Some have been known to call this the “Ostrich theory” of competition law. Competitors that are shoe-stringing their capital budgets and sales growth rarely have sufficient liquid assets to fight a protracted legal battle over their very right to exist, so they hide, hoping that will protect their good will. (Think of the long-dead Napster and MP3.com as Internet analogs to those intrepid taxi competitors of the 1980s, for instance.) For every Uber there are a score of stealth-mode companies and several dozen more that were unable to attract angel or venture financing, as investors typically eschew markets where legal ambiguity could defeat their ROI.
That makes the role of the FTC and Justice Department in competition advocacy doubly important.
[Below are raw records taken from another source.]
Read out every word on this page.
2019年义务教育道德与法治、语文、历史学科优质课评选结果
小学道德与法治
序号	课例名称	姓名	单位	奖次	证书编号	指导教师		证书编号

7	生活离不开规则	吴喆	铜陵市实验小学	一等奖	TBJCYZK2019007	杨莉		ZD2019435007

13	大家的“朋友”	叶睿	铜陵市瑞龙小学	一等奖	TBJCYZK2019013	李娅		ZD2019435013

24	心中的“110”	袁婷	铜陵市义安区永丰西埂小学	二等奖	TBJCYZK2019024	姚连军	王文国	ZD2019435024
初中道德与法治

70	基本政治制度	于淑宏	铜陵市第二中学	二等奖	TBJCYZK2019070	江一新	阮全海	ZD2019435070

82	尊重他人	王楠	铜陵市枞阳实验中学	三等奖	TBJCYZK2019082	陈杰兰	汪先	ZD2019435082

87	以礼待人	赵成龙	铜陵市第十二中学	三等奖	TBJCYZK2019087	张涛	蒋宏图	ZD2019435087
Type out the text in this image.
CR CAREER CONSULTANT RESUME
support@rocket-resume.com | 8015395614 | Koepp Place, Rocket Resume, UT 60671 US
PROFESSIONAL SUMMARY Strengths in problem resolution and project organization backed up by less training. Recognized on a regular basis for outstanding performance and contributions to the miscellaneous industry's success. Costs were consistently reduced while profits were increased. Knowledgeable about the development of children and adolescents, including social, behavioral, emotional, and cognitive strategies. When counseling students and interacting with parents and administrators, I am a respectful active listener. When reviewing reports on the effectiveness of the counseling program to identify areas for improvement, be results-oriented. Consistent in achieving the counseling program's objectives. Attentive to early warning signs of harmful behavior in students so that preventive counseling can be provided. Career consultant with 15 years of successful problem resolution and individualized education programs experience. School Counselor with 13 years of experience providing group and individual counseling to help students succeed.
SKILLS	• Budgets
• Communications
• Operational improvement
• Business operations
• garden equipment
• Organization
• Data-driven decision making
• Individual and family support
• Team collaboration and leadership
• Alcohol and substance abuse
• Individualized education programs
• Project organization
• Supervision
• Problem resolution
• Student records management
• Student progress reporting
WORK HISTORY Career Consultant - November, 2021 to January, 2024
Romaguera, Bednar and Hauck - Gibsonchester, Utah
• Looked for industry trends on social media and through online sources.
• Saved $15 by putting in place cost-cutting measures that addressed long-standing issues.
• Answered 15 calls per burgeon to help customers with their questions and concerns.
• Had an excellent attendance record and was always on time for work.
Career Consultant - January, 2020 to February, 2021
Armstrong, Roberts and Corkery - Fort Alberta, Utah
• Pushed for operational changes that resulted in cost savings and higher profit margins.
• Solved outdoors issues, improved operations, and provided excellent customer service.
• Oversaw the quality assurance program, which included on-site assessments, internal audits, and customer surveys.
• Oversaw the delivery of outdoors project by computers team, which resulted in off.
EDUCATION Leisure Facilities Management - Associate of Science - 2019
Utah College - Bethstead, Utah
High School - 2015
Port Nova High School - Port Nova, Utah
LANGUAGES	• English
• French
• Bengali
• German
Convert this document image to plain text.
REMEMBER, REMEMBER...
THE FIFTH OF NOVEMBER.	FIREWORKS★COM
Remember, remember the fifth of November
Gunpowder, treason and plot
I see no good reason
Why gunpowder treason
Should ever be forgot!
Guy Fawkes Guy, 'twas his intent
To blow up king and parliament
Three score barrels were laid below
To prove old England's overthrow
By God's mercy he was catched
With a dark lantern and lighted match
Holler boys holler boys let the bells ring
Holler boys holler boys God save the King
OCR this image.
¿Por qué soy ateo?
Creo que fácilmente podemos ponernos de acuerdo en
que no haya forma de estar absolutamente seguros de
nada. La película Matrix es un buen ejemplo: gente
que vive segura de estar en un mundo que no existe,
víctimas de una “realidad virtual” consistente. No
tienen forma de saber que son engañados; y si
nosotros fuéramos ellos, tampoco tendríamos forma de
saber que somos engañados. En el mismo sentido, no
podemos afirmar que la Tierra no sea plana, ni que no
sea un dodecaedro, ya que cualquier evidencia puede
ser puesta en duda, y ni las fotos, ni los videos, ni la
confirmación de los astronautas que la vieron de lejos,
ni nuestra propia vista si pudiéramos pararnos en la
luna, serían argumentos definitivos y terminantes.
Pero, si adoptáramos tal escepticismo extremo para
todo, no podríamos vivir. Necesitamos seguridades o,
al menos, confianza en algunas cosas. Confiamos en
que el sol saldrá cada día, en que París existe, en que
When it’s the government that is harming consumers by keeping competition out and coddling up to politically connected industries, relying on private rivals to carry the flag is plainly too much to ask or expect. Because government restrictions operate openly and are backed by the enforcement power of the state, public restraints, unlike private restraints, cannot be undermined by market forces, and thus are far more likely to have sweeping and harmful long-term effects. They can hardly succeed every time, but the FTC staff’s efforts at competition advocacy thus serve a key role that would otherwise go unfulfilled.
When we live in an era in which even the famous Gray Lady herself editorializes against Airbnb in favor of rent-stabilization regulation, competition is clearly in trouble. Without federal competition advocacy, however, things would be even worse. So kudos to the FTC staff; few know your names, yet as consumers we all are indebted to your quiet, and quietly effective, work. Former FTC Chairman Tim Muris said more than 10 years ago that that FTC has “secured many victories” with its competition advocacy efforts over the past few decades and has “largely won the intellectual debate.” Let’s wish for that track record to continue. As Muris’ Republican successor Bill Kovacic cautioned in 2010, however, “faced with the prospect of being legislated out of business, trade groups invest mightily in lobbying. Too often there are no trade groups to counter anticompetitive legislation,” leaving the FTC and DOJ as consumers’ best, and probably last, hope.
Update: Reported after this post was published, a New Jersey Assembly committee unanimously advanced legislation Thursday that would overrule a 2013 state Motor Vehicle Commission decision and allow Tesla to sell cars directly to consumers. The bill would authorize “zero emission vehicle manufacturers” to retail motor vehicles but also require them to operate service facilities. Pro-Tesla Electric Car Bill Advances in NJ Assembly | NJ.com.